I remember when I was a kid in Catholic school. The priest teaching our religion class told us that what separates us from the animals were three factors: free will, intellect, and the ability to love. I didn’t question this too much at the time, but looking back on this, I laugh at this poor attempt to convince children that this makes them different. Think of all the stories you hear of a dog going into a burning building to help its owner get out. To me, this is a textbook definition of what it is to love someone. And while no other animal has learned to master tools quite like humans have, is this the only measure of a species’ intellect? Does Koko the signing gorilla lack intelligence just because she doesn’t know how to use a toaster oven? What about the dolphins who communicate with humans by pushing buttons or making sounds?
Throwing this grade school definition aside, I then moved on to trying to define humanity on my own. I thought about trying to find common ground with the other people who walk this earth. I was reminded of Jimmy Kimmel’s plea to save the Affordable Care Act this summer after his son, Billy, was born with complications requiring to him to have open-heart surgery at only three days old. Towards the end of the monologue, Kimmel comments, “If your baby is going to die, and it doesn’t have to, it shouldn’t matter how much money you make. I think that’s something that whether you’re a Republican, or a Democrat, or something else, we all agree on that, right?”, and then I was reminded of a different, sadly correct, counter argument made by Bill Maher. To the controlling political party in the United States at the moment, this is not the case. These people may see this situation as sad, but they don’t feel that it should be a part of the social contract to step in and help people struggling to pay for necessary medical procedures. And this led me to the conclusion that no matter what seemingly universal opinion someone can have, someone out there will disagree.

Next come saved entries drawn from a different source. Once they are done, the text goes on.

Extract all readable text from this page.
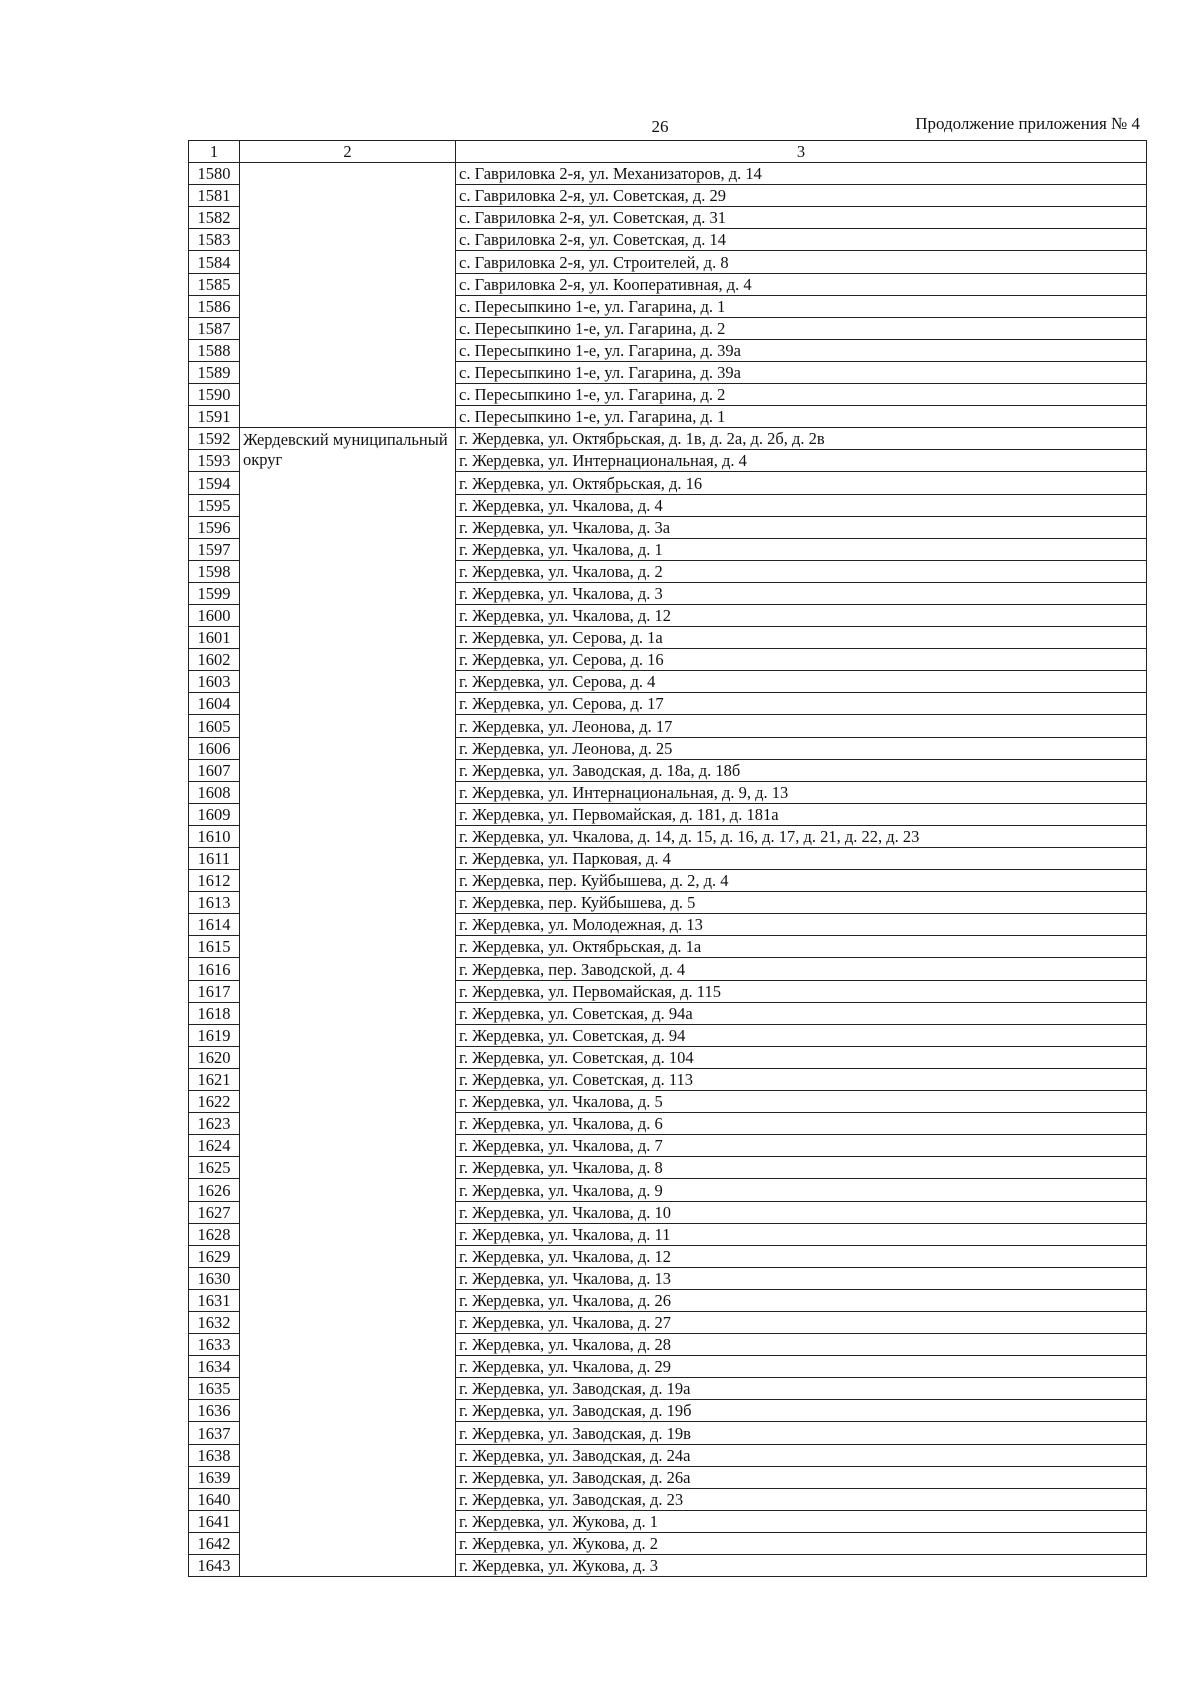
26	Продолжение приложения № 4
1	2	3
1580		с. Гавриловка 2-я, ул. Механизаторов, д. 14
1581		с. Гавриловка 2-я, ул. Советская, д. 29
1582		с. Гавриловка 2-я, ул. Советская, д. 31
1583		с. Гавриловка 2-я, ул. Советская, д. 14
1584		с. Гавриловка 2-я, ул. Строителей, д. 8
1585		с. Гавриловка 2-я, ул. Кооперативная, д. 4
1586		с. Пересыпкино 1-е, ул. Гагарина, д. 1
1587		с. Пересыпкино 1-е, ул. Гагарина, д. 2
1588		с. Пересыпкино 1-е, ул. Гагарина, д. 39а
1589		с. Пересыпкино 1-е, ул. Гагарина, д. 39а
1590		с. Пересыпкино 1-е, ул. Гагарина, д. 2
1591		с. Пересыпкино 1-е, ул. Гагарина, д. 1
1592	Жердевский муниципальный округ	г. Жердевка, ул. Октябрьская, д. 1в, д. 2а, д. 2б, д. 2в
1593		г. Жердевка, ул. Интернациональная, д. 4
1594		г. Жердевка, ул. Октябрьская, д. 16
1595		г. Жердевка, ул. Чкалова, д. 4
1596		г. Жердевка, ул. Чкалова, д. 3а
1597		г. Жердевка, ул. Чкалова, д. 1
1598		г. Жердевка, ул. Чкалова, д. 2
1599		г. Жердевка, ул. Чкалова, д. 3
1600		г. Жердевка, ул. Чкалова, д. 12
1601		г. Жердевка, ул. Серова, д. 1а
1602		г. Жердевка, ул. Серова, д. 16
1603		г. Жердевка, ул. Серова, д. 4
1604		г. Жердевка, ул. Серова, д. 17
1605		г. Жердевка, ул. Леонова, д. 17
1606		г. Жердевка, ул. Леонова, д. 25
1607		г. Жердевка, ул. Заводская, д. 18а, д. 18б
1608		г. Жердевка, ул. Интернациональная, д. 9, д. 13
1609		г. Жердевка, ул. Первомайская, д. 181, д. 181а
1610		г. Жердевка, ул. Чкалова, д. 14, д. 15, д. 16, д. 17, д. 21, д. 22, д. 23
1611		г. Жердевка, ул. Парковая, д. 4
1612		г. Жердевка, пер. Куйбышева, д. 2, д. 4
1613		г. Жердевка, пер. Куйбышева, д. 5
1614		г. Жердевка, ул. Молодежная, д. 13
1615		г. Жердевка, ул. Октябрьская, д. 1а
1616		г. Жердевка, пер. Заводской, д. 4
1617		г. Жердевка, ул. Первомайская, д. 115
1618		г. Жердевка, ул. Советская, д. 94а
1619		г. Жердевка, ул. Советская, д. 94
1620		г. Жердевка, ул. Советская, д. 104
1621		г. Жердевка, ул. Советская, д. 113
1622		г. Жердевка, ул. Чкалова, д. 5
1623		г. Жердевка, ул. Чкалова, д. 6
1624		г. Жердевка, ул. Чкалова, д. 7
1625		г. Жердевка, ул. Чкалова, д. 8
1626		г. Жердевка, ул. Чкалова, д. 9
1627		г. Жердевка, ул. Чкалова, д. 10
1628		г. Жердевка, ул. Чкалова, д. 11
1629		г. Жердевка, ул. Чкалова, д. 12
1630		г. Жердевка, ул. Чкалова, д. 13
1631		г. Жердевка, ул. Чкалова, д. 26
1632		г. Жердевка, ул. Чкалова, д. 27
1633		г. Жердевка, ул. Чкалова, д. 28
1634		г. Жердевка, ул. Чкалова, д. 29
1635		г. Жердевка, ул. Заводская, д. 19а
1636		г. Жердевка, ул. Заводская, д. 19б
1637		г. Жердевка, ул. Заводская, д. 19в
1638		г. Жердевка, ул. Заводская, д. 24а
1639		г. Жердевка, ул. Заводская, д. 26а
1640		г. Жердевка, ул. Заводская, д. 23
1641		г. Жердевка, ул. Жукова, д. 1
1642		г. Жердевка, ул. Жукова, д. 2
1643		г. Жердевка, ул. Жукова, д. 3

And in the midst of my pondering this great philosophical dilemma, World, you conjured up a week of nuclear hostility and white supremacy. While many have come together to mourn those killed or hurt in the weekend’s events and to reassure those who the white supremacists victimize that they are, in fact wanted and loved, I am reminded again that even something so terrible is not truly unifying, as the Tweeter-in-Chief failed to condemn white supremacists and instead continues to portray the “lying media” as the real culprit.

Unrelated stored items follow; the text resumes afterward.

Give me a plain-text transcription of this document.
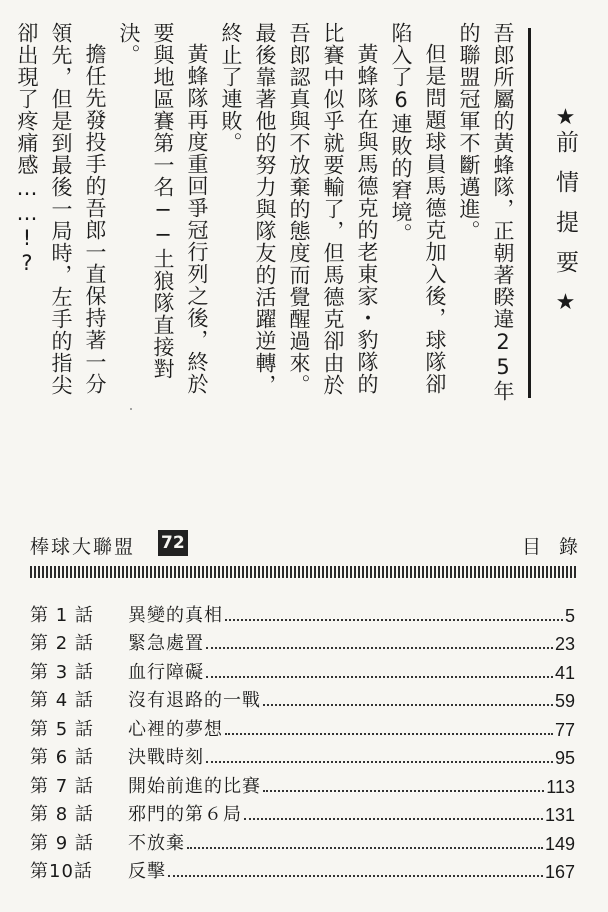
吾郎所屬的黃蜂隊，正朝著睽違25年的聯盟冠軍不斷邁進。

但是問題球員馬德克加入後，球隊卻陷入了6連敗的窘境。

黃蜂隊在與馬德克的老東家・豹隊的比賽中似乎就要輸了，但馬德克卻由於吾郎認真與不放棄的態度而覺醒過來。最後靠著他的努力與隊友的活躍逆轉，終止了連敗。

黃蜂隊再度重回爭冠行列之後，終於要與地區賽第一名──土狼隊直接對決。

擔任先發投手的吾郎一直保持著一分領先，但是到最後一局時，左手的指尖卻出現了疼痛感……!?	★前情提要★
棒球大聯盟 72	目錄
第 1 話	異變的真相	5
第 2 話	緊急處置	23
第 3 話	血行障礙	41
第 4 話	沒有退路的一戰	59
第 5 話	心裡的夢想	77
第 6 話	決戰時刻	95
第 7 話	開始前進的比賽	113
第 8 話	邪門的第６局	131
第 9 話	不放棄	149
第10話	反擊	167
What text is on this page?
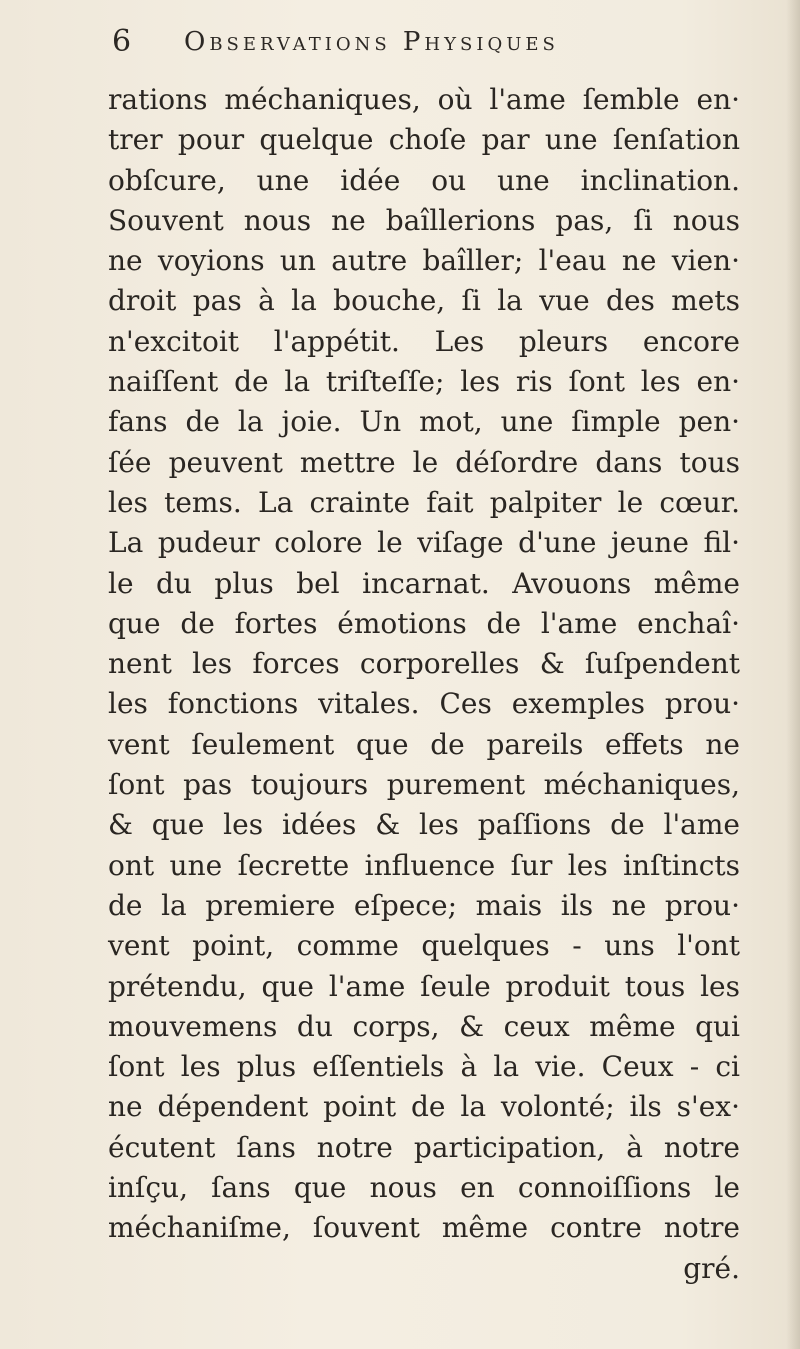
6 Observations Physiques
rations méchaniques, où l'ame ſemble en·
trer pour quelque choſe par une ſenſation
obſcure, une idée ou une inclination.
Souvent nous ne baîllerions pas, ſi nous
ne voyions un autre baîller; l'eau ne vien·
droit pas à la bouche, ſi la vue des mets
n'excitoit l'appétit. Les pleurs encore
naiſſent de la triſteſſe; les ris ſont les en·
fans de la joie. Un mot, une ſimple pen·
ſée peuvent mettre le déſordre dans tous
les tems. La crainte fait palpiter le cœur.
La pudeur colore le viſage d'une jeune fil·
le du plus bel incarnat. Avouons même
que de fortes émotions de l'ame enchaî·
nent les forces corporelles & ſuſpendent
les fonctions vitales. Ces exemples prou·
vent ſeulement que de pareils effets ne
ſont pas toujours purement méchaniques,
& que les idées & les paſſions de l'ame
ont une ſecrette influence ſur les inſtincts
de la premiere eſpece; mais ils ne prou·
vent point, comme quelques - uns l'ont
prétendu, que l'ame ſeule produit tous les
mouvemens du corps, & ceux même qui
ſont les plus eſſentiels à la vie. Ceux - ci
ne dépendent point de la volonté; ils s'ex·
écutent ſans notre participation, à notre
inſçu, ſans que nous en connoiſſions le
méchaniſme, ſouvent même contre notre
gré.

World, you have so much potential, but a lot of the time you make it very hard to love you. Why does it always take some sort of tragedy to bring out some kind of sense of unity and togetherness? I firmly believe that there is good in people, but most, for some reason or another, are too timid to show it. Being a “good person” requires more than just going to church on Sunday and sending “thoughts and prayers” during someone’s time of hardship. It’s recognizing the humanity of others, even those with whom you don’t necessarily seem to have a lot in common. It’s actually going out of your way to try and make someone else’s life a little easier. It’s volunteering in soup kitchens, welcoming refugees, or mowing your neighbor’s lawn. It’s putting yourself in someone else’s shoes, even if you may never actually have to wear them, so to speak.

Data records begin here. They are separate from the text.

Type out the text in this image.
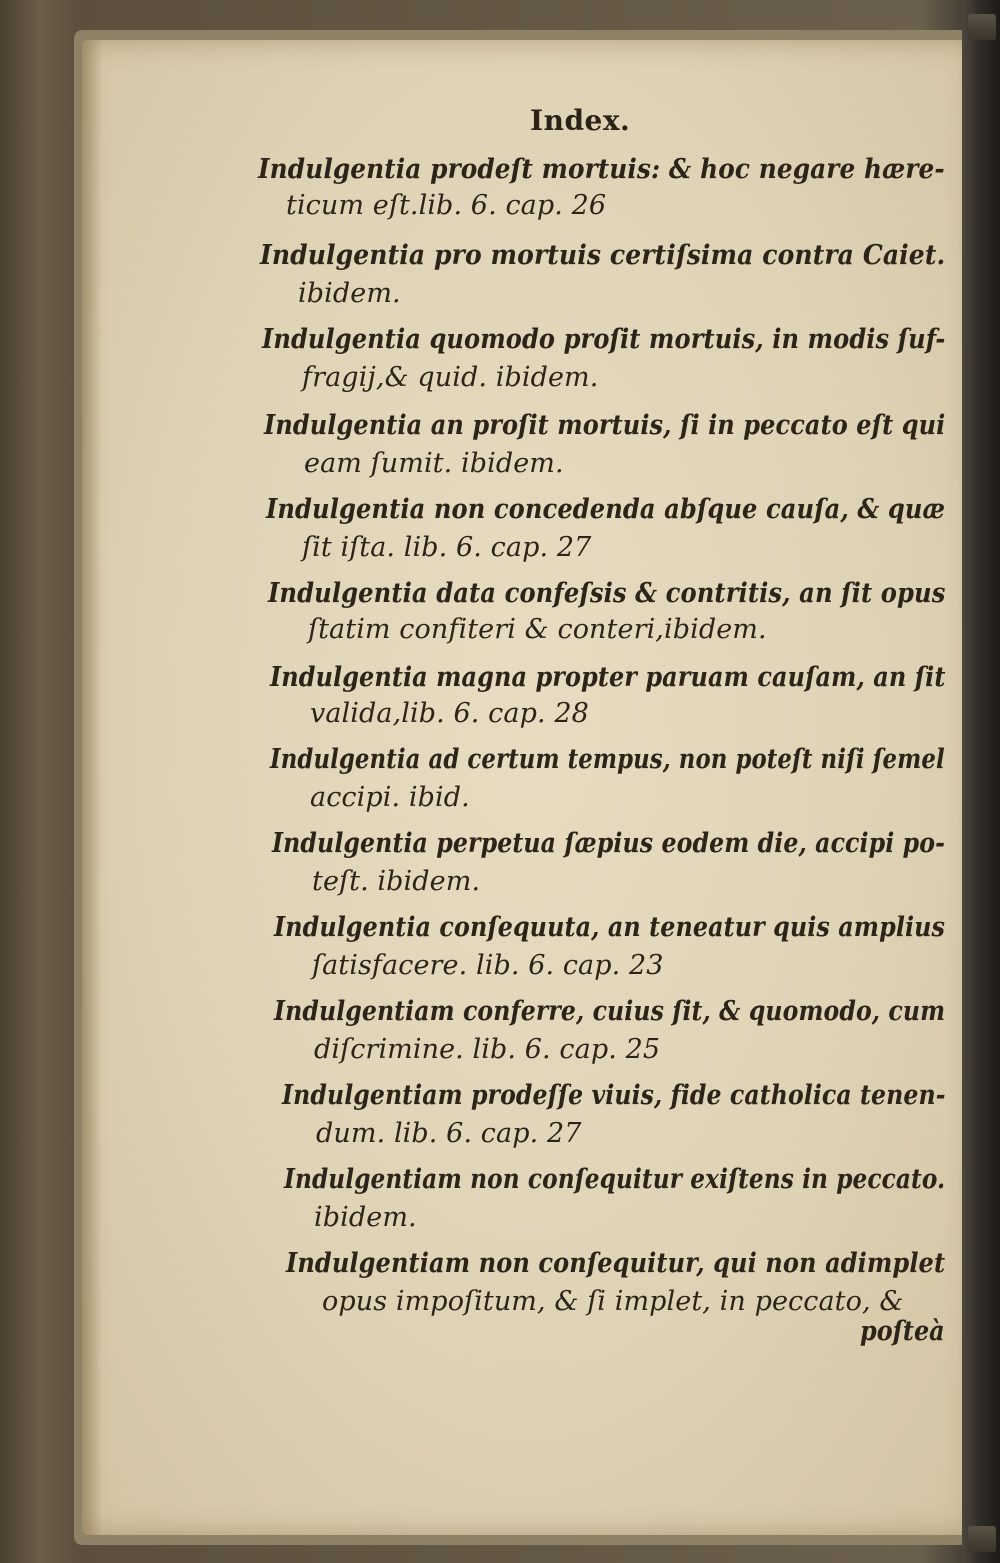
Index.
Indulgentia prodeſt mortuis: & hoc negare hære-
ticum eſt.lib. 6. cap. 26
Indulgentia pro mortuis certiſsima contra Caiet.
ibidem.
Indulgentia quomodo proſit mortuis, in modis ſuf-
fragij,& quid. ibidem.
Indulgentia an proſit mortuis, ſi in peccato eſt qui
eam ſumit. ibidem.
Indulgentia non concedenda abſque cauſa, & quæ
ſit iſta. lib. 6. cap. 27
Indulgentia data confeſsis & contritis, an ſit opus
ſtatim confiteri & conteri,ibidem.
Indulgentia magna propter paruam cauſam, an ſit
valida,lib. 6. cap. 28
Indulgentia ad certum tempus, non poteſt niſi ſemel
accipi. ibid.
Indulgentia perpetua ſæpius eodem die, accipi po-
teſt. ibidem.
Indulgentia conſequuta, an teneatur quis amplius
ſatisfacere. lib. 6. cap. 23
Indulgentiam conferre, cuius ſit, & quomodo, cum
diſcrimine. lib. 6. cap. 25
Indulgentiam prodeſſe viuis, fide catholica tenen-
dum. lib. 6. cap. 27
Indulgentiam non conſequitur exiſtens in peccato.
ibidem.
Indulgentiam non conſequitur, qui non adimplet
opus impoſitum, & ſi implet, in peccato, &
poſteà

So, World, there may not be any “great unifier” of humanity other than basic biology. There may not be any true definition of what it means “to be human.” But that won’t stop me from trying to empathize with my fellow man, from working to make the world a more loving and understanding place, and from seeking to find the good in others. Perhaps being human isn’t just a passive existence, but rather a process that we must actively pursue. To quote Batman Begins, “It's not who I am underneath, but what I do that defines me.”